In the following example we have found players who like to play next to each other at the same time. We have then applied an association rule analysis to find the players who have a lift effect on the surrounding players (i.e., those players who seem to have a positive influence on the number and nature of surrounding players).
The software AR Miner8 was used to find interesting rules with minimum support of 5 percent and minimum confidence of 10 percent and the results are shown in Table 1. Column A is the antecedent (or influencing play hour) and column C is the consequent or influenced play hour. A sample of these rules are shown below. One observation here is that players provide a lift effect on surrounding players within time bands; broadly speaking, afternoon players influence afternoon players and evening players influence evening players but there are no players who influence both.9
Social Networking’s Influence
With the almost staggering and world-wide adoption of social networking communication, it is critical that we find ways of plugging our companies into this stream of communication. Many companies are already being advised on how to handle the privacy issues with social networking10, and with the huge uptake in use, there is little doubt that social networking departments will become a critical component of how we manage the relationships with our customers going forward. To analyze the effectiveness of this new tool, a whole new range of analytical techniques will be brought in to play.

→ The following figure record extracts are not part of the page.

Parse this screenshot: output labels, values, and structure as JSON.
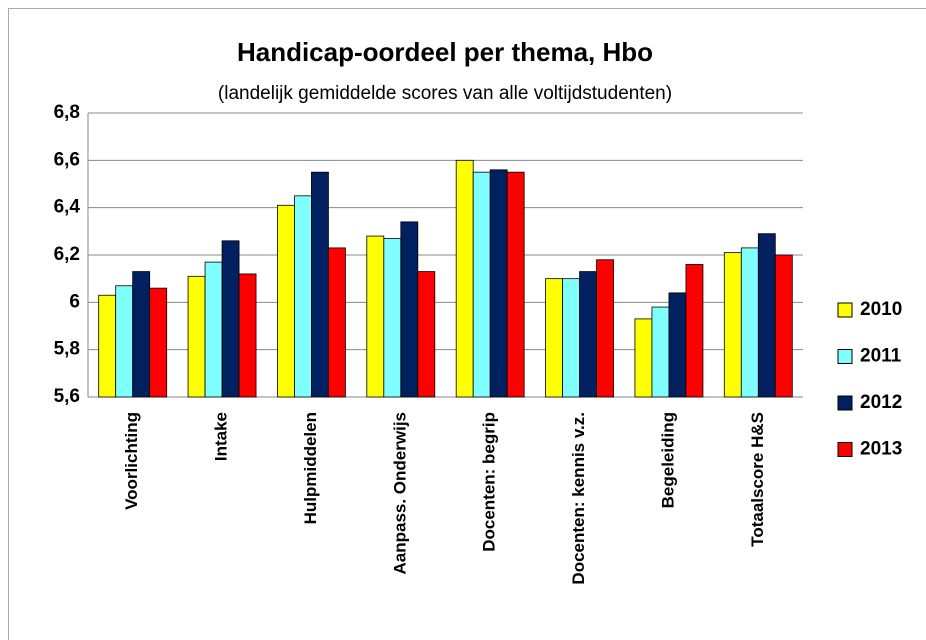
{
  "chart_data": {
    "type": "bar",
    "title": "Handicap-oordeel  per thema, Hbo",
    "subtitle": "(landelijk gemiddelde scores van alle voltijdstudenten)",
    "categories": [
      "Voorlichting",
      "Intake",
      "Hulpmiddelen",
      "Aanpass. Onderwijs",
      "Docenten: begrip",
      "Docenten: kennis v.z.",
      "Begeleiding",
      "Totaalscore H&S"
    ],
    "series": [
      {
        "name": "2010",
        "color": "#ffff00",
        "values": [
          6.03,
          6.11,
          6.41,
          6.28,
          6.6,
          6.1,
          5.93,
          6.21
        ]
      },
      {
        "name": "2011",
        "color": "#80ffff",
        "values": [
          6.07,
          6.17,
          6.45,
          6.27,
          6.55,
          6.1,
          5.98,
          6.23
        ]
      },
      {
        "name": "2012",
        "color": "#002060",
        "values": [
          6.13,
          6.26,
          6.55,
          6.34,
          6.56,
          6.13,
          6.04,
          6.29
        ]
      },
      {
        "name": "2013",
        "color": "#ff0000",
        "values": [
          6.06,
          6.12,
          6.23,
          6.13,
          6.55,
          6.18,
          6.16,
          6.2
        ]
      }
    ],
    "ylim": [
      5.6,
      6.8
    ],
    "yticks": [
      {
        "value": 5.6,
        "label": "5,6"
      },
      {
        "value": 5.8,
        "label": "5,8"
      },
      6,
      {
        "value": 6.2,
        "label": "6,2"
      },
      {
        "value": 6.4,
        "label": "6,4"
      },
      {
        "value": 6.6,
        "label": "6,6"
      },
      {
        "value": 6.8,
        "label": "6,8"
      }
    ],
    "grid": true,
    "legend": "right"
  }
}
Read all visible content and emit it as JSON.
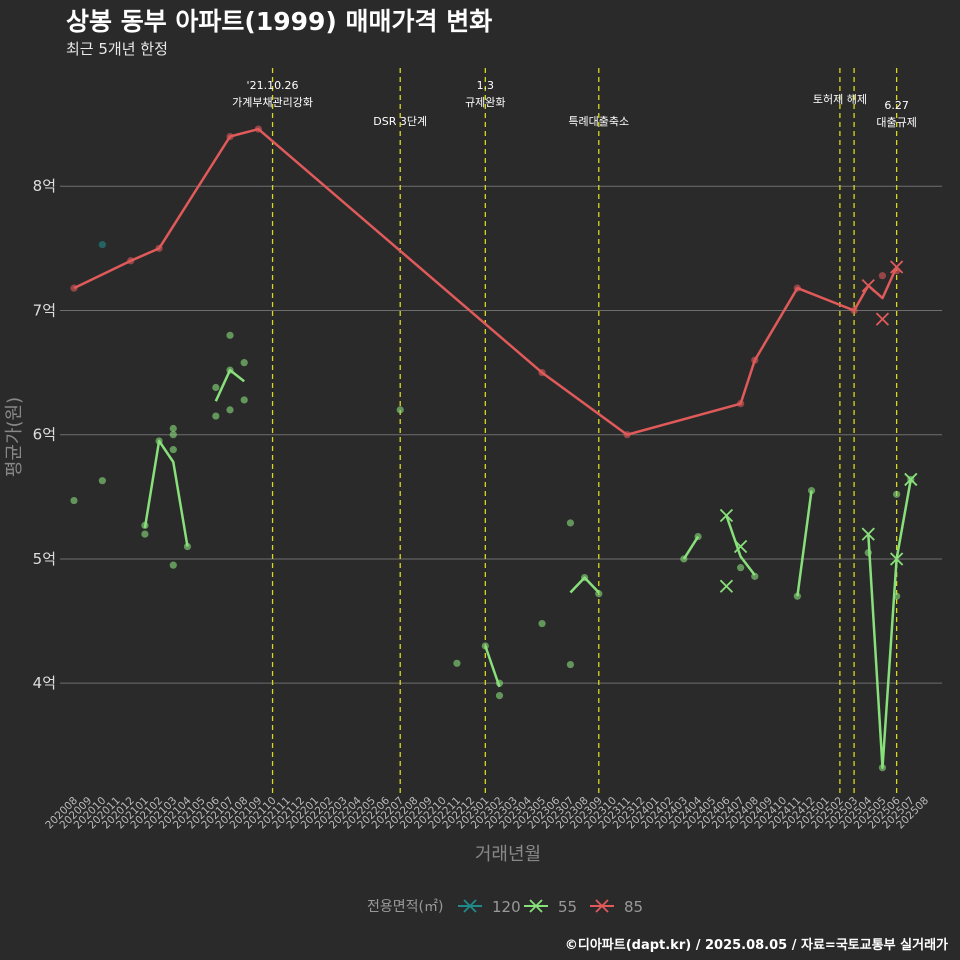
{
  "title": "상봉 동부 아파트(1999) 매매가격 변화",
  "subtitle": "최근 5개년 한정",
  "footer": "©디아파트(dapt.kr) / 2025.08.05 / 자료=국토교통부 실거래가",
  "chart_data": {
    "type": "line",
    "xlabel": "거래년월",
    "ylabel": "평균가(원)",
    "ylim": [
      3.1,
      9.0
    ],
    "yticks": [
      {
        "v": 4,
        "label": "4억"
      },
      {
        "v": 5,
        "label": "5억"
      },
      {
        "v": 6,
        "label": "6억"
      },
      {
        "v": 7,
        "label": "7억"
      },
      {
        "v": 8,
        "label": "8억"
      }
    ],
    "grid": true,
    "x_categories": [
      "202008",
      "202009",
      "202010",
      "202011",
      "202012",
      "202101",
      "202102",
      "202103",
      "202104",
      "202105",
      "202106",
      "202107",
      "202108",
      "202109",
      "202110",
      "202111",
      "202112",
      "202201",
      "202202",
      "202203",
      "202204",
      "202205",
      "202206",
      "202207",
      "202208",
      "202209",
      "202210",
      "202211",
      "202212",
      "202301",
      "202302",
      "202303",
      "202304",
      "202305",
      "202306",
      "202307",
      "202308",
      "202309",
      "202310",
      "202311",
      "202312",
      "202401",
      "202402",
      "202403",
      "202404",
      "202405",
      "202406",
      "202407",
      "202408",
      "202409",
      "202410",
      "202411",
      "202412",
      "202501",
      "202502",
      "202503",
      "202504",
      "202505",
      "202506",
      "202507",
      "202508"
    ],
    "legend": {
      "title": "전용면적(㎡)",
      "position": "bottom",
      "items": [
        {
          "name": "120",
          "color": "#1f8a8a"
        },
        {
          "name": "55",
          "color": "#88e07a"
        },
        {
          "name": "85",
          "color": "#e05a5a"
        }
      ]
    },
    "events": [
      {
        "x": "202110",
        "text": "'21.10.26\n가계부채관리강화",
        "level": 0
      },
      {
        "x": "202207",
        "text": "DSR 3단계",
        "level": 1
      },
      {
        "x": "202301",
        "text": "1.3\n규제완화",
        "level": 0
      },
      {
        "x": "202309",
        "text": "특례대출축소",
        "level": 1
      },
      {
        "x": "202502",
        "text": "토허제 해제",
        "level": 2
      },
      {
        "x": "202503",
        "text": "",
        "level": 2
      },
      {
        "x": "202506",
        "text": "6.27\n대출규제",
        "level": 3
      }
    ],
    "series": [
      {
        "name": "85",
        "color": "#e05a5a",
        "line": [
          [
            "202008",
            7.18
          ],
          [
            "202012",
            7.4
          ],
          [
            "202102",
            7.5
          ],
          [
            "202107",
            8.4
          ],
          [
            "202109",
            8.46
          ],
          [
            "202305",
            6.5
          ],
          [
            "202311",
            6.0
          ],
          [
            "202407",
            6.25
          ],
          [
            "202408",
            6.6
          ],
          [
            "202411",
            7.18
          ],
          [
            "202503",
            7.0
          ],
          [
            "202504",
            7.2
          ],
          [
            "202505",
            7.1
          ],
          [
            "202506",
            7.35
          ]
        ],
        "points": [
          [
            "202008",
            7.18
          ],
          [
            "202012",
            7.4
          ],
          [
            "202102",
            7.5
          ],
          [
            "202107",
            8.4
          ],
          [
            "202109",
            8.46
          ],
          [
            "202305",
            6.5
          ],
          [
            "202311",
            6.0
          ],
          [
            "202407",
            6.25
          ],
          [
            "202408",
            6.6
          ],
          [
            "202411",
            7.18
          ],
          [
            "202503",
            7.0
          ],
          [
            "202505",
            7.28
          ],
          [
            "202506",
            7.32
          ]
        ],
        "crosses": [
          [
            "202504",
            7.2
          ],
          [
            "202505",
            6.93
          ],
          [
            "202506",
            7.35
          ]
        ]
      },
      {
        "name": "55",
        "color": "#88e07a",
        "line_segments": [
          [
            [
              "202101",
              5.25
            ],
            [
              "202102",
              5.95
            ],
            [
              "202103",
              5.78
            ],
            [
              "202104",
              5.1
            ]
          ],
          [
            [
              "202106",
              6.27
            ],
            [
              "202107",
              6.52
            ],
            [
              "202108",
              6.43
            ]
          ],
          [
            [
              "202301",
              4.3
            ],
            [
              "202302",
              3.97
            ]
          ],
          [
            [
              "202307",
              4.73
            ],
            [
              "202308",
              4.85
            ],
            [
              "202309",
              4.73
            ]
          ],
          [
            [
              "202403",
              5.0
            ],
            [
              "202404",
              5.18
            ]
          ],
          [
            [
              "202406",
              5.35
            ],
            [
              "202407",
              5.02
            ],
            [
              "202408",
              4.87
            ]
          ],
          [
            [
              "202411",
              4.7
            ],
            [
              "202412",
              5.55
            ]
          ],
          [
            [
              "202504",
              5.2
            ],
            [
              "202505",
              3.32
            ],
            [
              "202506",
              5.0
            ],
            [
              "202507",
              5.64
            ]
          ]
        ],
        "points": [
          [
            "202008",
            5.47
          ],
          [
            "202010",
            5.63
          ],
          [
            "202101",
            5.2
          ],
          [
            "202101",
            5.27
          ],
          [
            "202102",
            5.95
          ],
          [
            "202103",
            5.88
          ],
          [
            "202103",
            6.0
          ],
          [
            "202103",
            6.05
          ],
          [
            "202103",
            4.95
          ],
          [
            "202104",
            5.1
          ],
          [
            "202106",
            6.15
          ],
          [
            "202106",
            6.38
          ],
          [
            "202107",
            6.2
          ],
          [
            "202107",
            6.52
          ],
          [
            "202107",
            6.8
          ],
          [
            "202108",
            6.58
          ],
          [
            "202108",
            6.28
          ],
          [
            "202207",
            6.2
          ],
          [
            "202211",
            4.16
          ],
          [
            "202301",
            4.3
          ],
          [
            "202302",
            3.9
          ],
          [
            "202302",
            4.0
          ],
          [
            "202305",
            4.48
          ],
          [
            "202307",
            5.29
          ],
          [
            "202307",
            4.15
          ],
          [
            "202308",
            4.85
          ],
          [
            "202309",
            4.72
          ],
          [
            "202403",
            5.0
          ],
          [
            "202404",
            5.18
          ],
          [
            "202407",
            4.93
          ],
          [
            "202408",
            4.86
          ],
          [
            "202411",
            4.7
          ],
          [
            "202412",
            5.55
          ],
          [
            "202504",
            5.05
          ],
          [
            "202505",
            3.32
          ],
          [
            "202506",
            5.52
          ],
          [
            "202506",
            4.7
          ],
          [
            "202507",
            5.64
          ]
        ],
        "crosses": [
          [
            "202406",
            5.35
          ],
          [
            "202406",
            4.78
          ],
          [
            "202407",
            5.1
          ],
          [
            "202504",
            5.2
          ],
          [
            "202506",
            5.0
          ],
          [
            "202507",
            5.64
          ]
        ]
      },
      {
        "name": "120",
        "color": "#1f8a8a",
        "points": [
          [
            "202010",
            7.53
          ]
        ],
        "crosses": []
      }
    ]
  }
}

Communication with groups of customers can be measured by the number of people covered within one or two degrees of separation. Commonly, within social networking we look at how many immediate people are in our network and then how many are within one or two degrees of separation. Diagram 3 illustrates how almost anybody is connected within six degrees of separation.11
Social networking events can spread like wildfire—a bad customer experience broadcasted on Facebook can bring hundreds of people into the discussion, and Twitter messages can be retweeted immediately to spread information and influence in a viral manner. To counter this communication, a response will need to be rapid and will possibly escalate almost exponentially in order to handle the flurry of communication.

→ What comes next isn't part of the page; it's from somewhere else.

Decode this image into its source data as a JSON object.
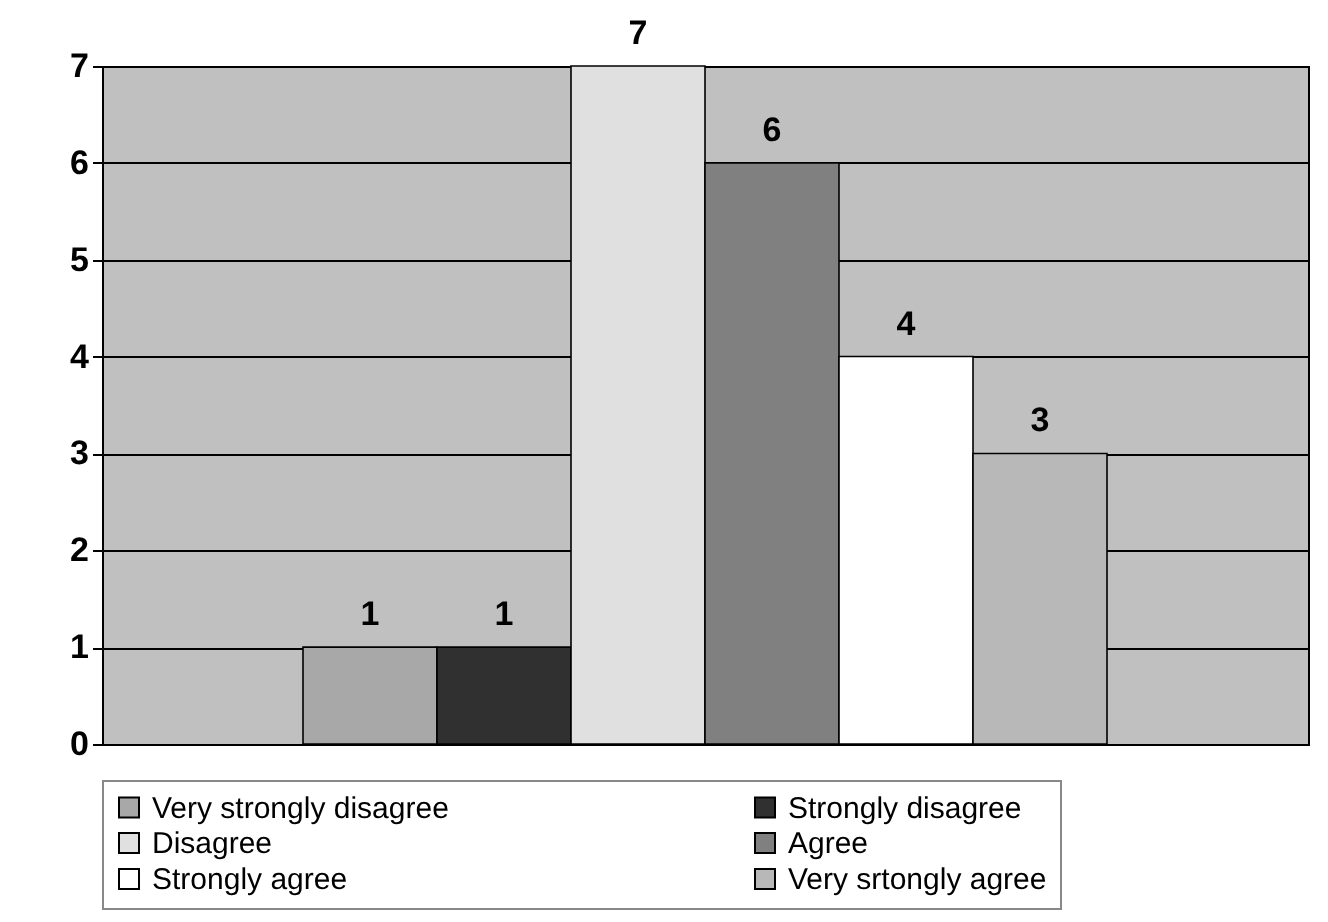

Given this huge river of social information flowing around our businesses, it is virtually impossible for humans to read and interpret the information flows. Enter mood measurements. These tools attempt to find the mood of communication. For example, if a significant positive social communication follows a new property opening it can be empirically measured.
Conclusion on Social Networking
Social networking creates an exciting new dynamic within the gaming floor. Your customers are now sharing information and experiences. Traditional A/B measurements, while still a powerful tool, are likely to be replaced with clustering techniques where we first establish groups of influence within our customer base.
The effects of this new technology are nearly impossible to predict, yet they are measureable. These measurements give us a chance to adapt the way we interact with our customers and become part of the social networking phenomena. The alternative is to close your eyes to these rapidly growing influences and hope that you make the right choices.
9 In future articles we plan to delve much deeper on how to apply the social networking association rules modeling on the gaming floor.
10 www.computerworld.com/s/article/9076678/ Planning_a_company_social_network_Don_t_forget_privacy_issues
11 The theory was first proposed in 1929 by the Hungarian writer Frigyes Karinthy in a short story titled “Chains.”